Now, snowed in on a Friday when I should be teaching kids who are already shutting down for the holidays with visions of sugar plums dancing in their heads, I am dreaming of gingerbread men, having used a last-minute-before-the-ice-storm trip to Walmart to lay in a supply of gingerbread men. They are the most important survival tool for me during the weather event
In my dream, the little brown-bodied cookie-men gathered around me to stare at me with raisin eyes. They wear only gum-drop buttons, white frosting squiggles, and red cinnamon sprinkles. Some brandish peppermint-stick spears and candy-cane clubs dangerously, letting me know that I better choose every move with great care.

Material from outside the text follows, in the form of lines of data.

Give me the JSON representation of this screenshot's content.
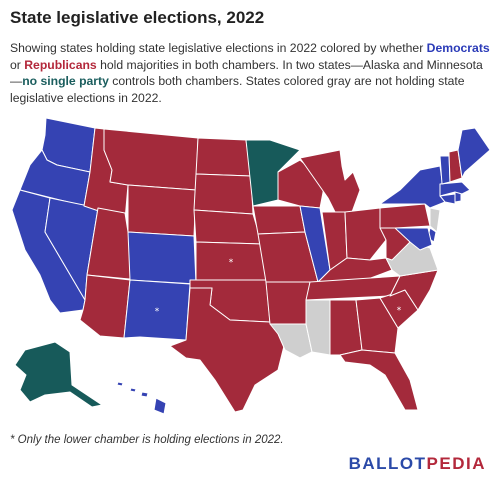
{
  "title": "State legislative elections, 2022",
  "description": {
    "p1": "Showing states holding state legislative elections in 2022 colored by whether ",
    "democrats": "Democrats",
    "p2": " or ",
    "republicans": "Republicans",
    "p3": " hold majorities in both chambers. In two states—Alaska and Minnesota—",
    "no_single_party": "no single party",
    "p4": " controls both chambers. States colored gray are not holding state legislative elections in 2022."
  },
  "colors": {
    "democratic": "#3543b3",
    "republican": "#a32a3b",
    "split": "#175a5a",
    "no_election": "#cfcfcf"
  },
  "map_data": {
    "type": "choropleth",
    "democratic": [
      "WA",
      "OR",
      "CA",
      "NV",
      "CO",
      "NM",
      "IL",
      "NY",
      "VT",
      "ME",
      "MA",
      "RI",
      "CT",
      "DE",
      "MD",
      "HI"
    ],
    "republican": [
      "ID",
      "MT",
      "WY",
      "UT",
      "AZ",
      "ND",
      "SD",
      "NE",
      "KS",
      "OK",
      "TX",
      "IA",
      "MO",
      "AR",
      "WI",
      "MI",
      "IN",
      "OH",
      "KY",
      "TN",
      "WV",
      "PA",
      "NH",
      "AL",
      "GA",
      "FL",
      "SC",
      "NC"
    ],
    "split": [
      "MN",
      "AK"
    ],
    "no_election": [
      "MS",
      "LA",
      "VA",
      "NJ"
    ],
    "lower_chamber_only": [
      "NM",
      "KS",
      "SC"
    ]
  },
  "star_symbol": "*",
  "footnote": "* Only the lower chamber is holding elections in 2022.",
  "logo": {
    "part1": "BALLOT",
    "part2": "PEDIA"
  }
}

“Why have you come to the Land of Gingerbread as an eater?” said one.
“I can’t talk to a cookie,” I said. “I am a human being, and I am supposed to be rational.”
“What are we supposed to do with a human bean when he’s trying to be rational?” a cookie man asked another cookie man.

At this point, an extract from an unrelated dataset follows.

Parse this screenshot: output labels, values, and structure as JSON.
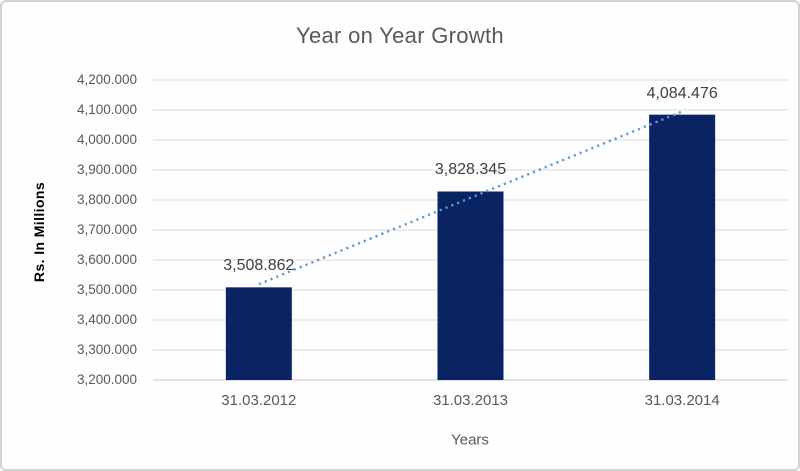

“Let’s take him to the Ginger King. He’ll know what to do.”
So, I was surrounded by dangerous little cookie guys and escorted into a magnificent gingerbread castle. The castle stood on the edge of a cliff next to the Bitter Butter Sea. We made our way round the candy court until we reached the peppermint throne.
“So, great and hungry eater, why have you come to this part of the Dreamlands with your big hungry mouth and prodigious stomach?” The king addressing me was an even smaller gingerbread cookie than his subjects. He did have, though, a very large gingerbread crown, jeweled with red hots and candy corn.
“I ate gingerbread men last night to help me breathe and help me sleep without acid reflux.”
I was prepared to be the victim of their anger and recriminations. It was justifiable that they would be deeply offended and incensed.
The Ginger King smiled at me. “You have our blessings and our thanks,” he said. “It is the purpose and the goal of all gingerbread people to make your life better, and to make you happy.”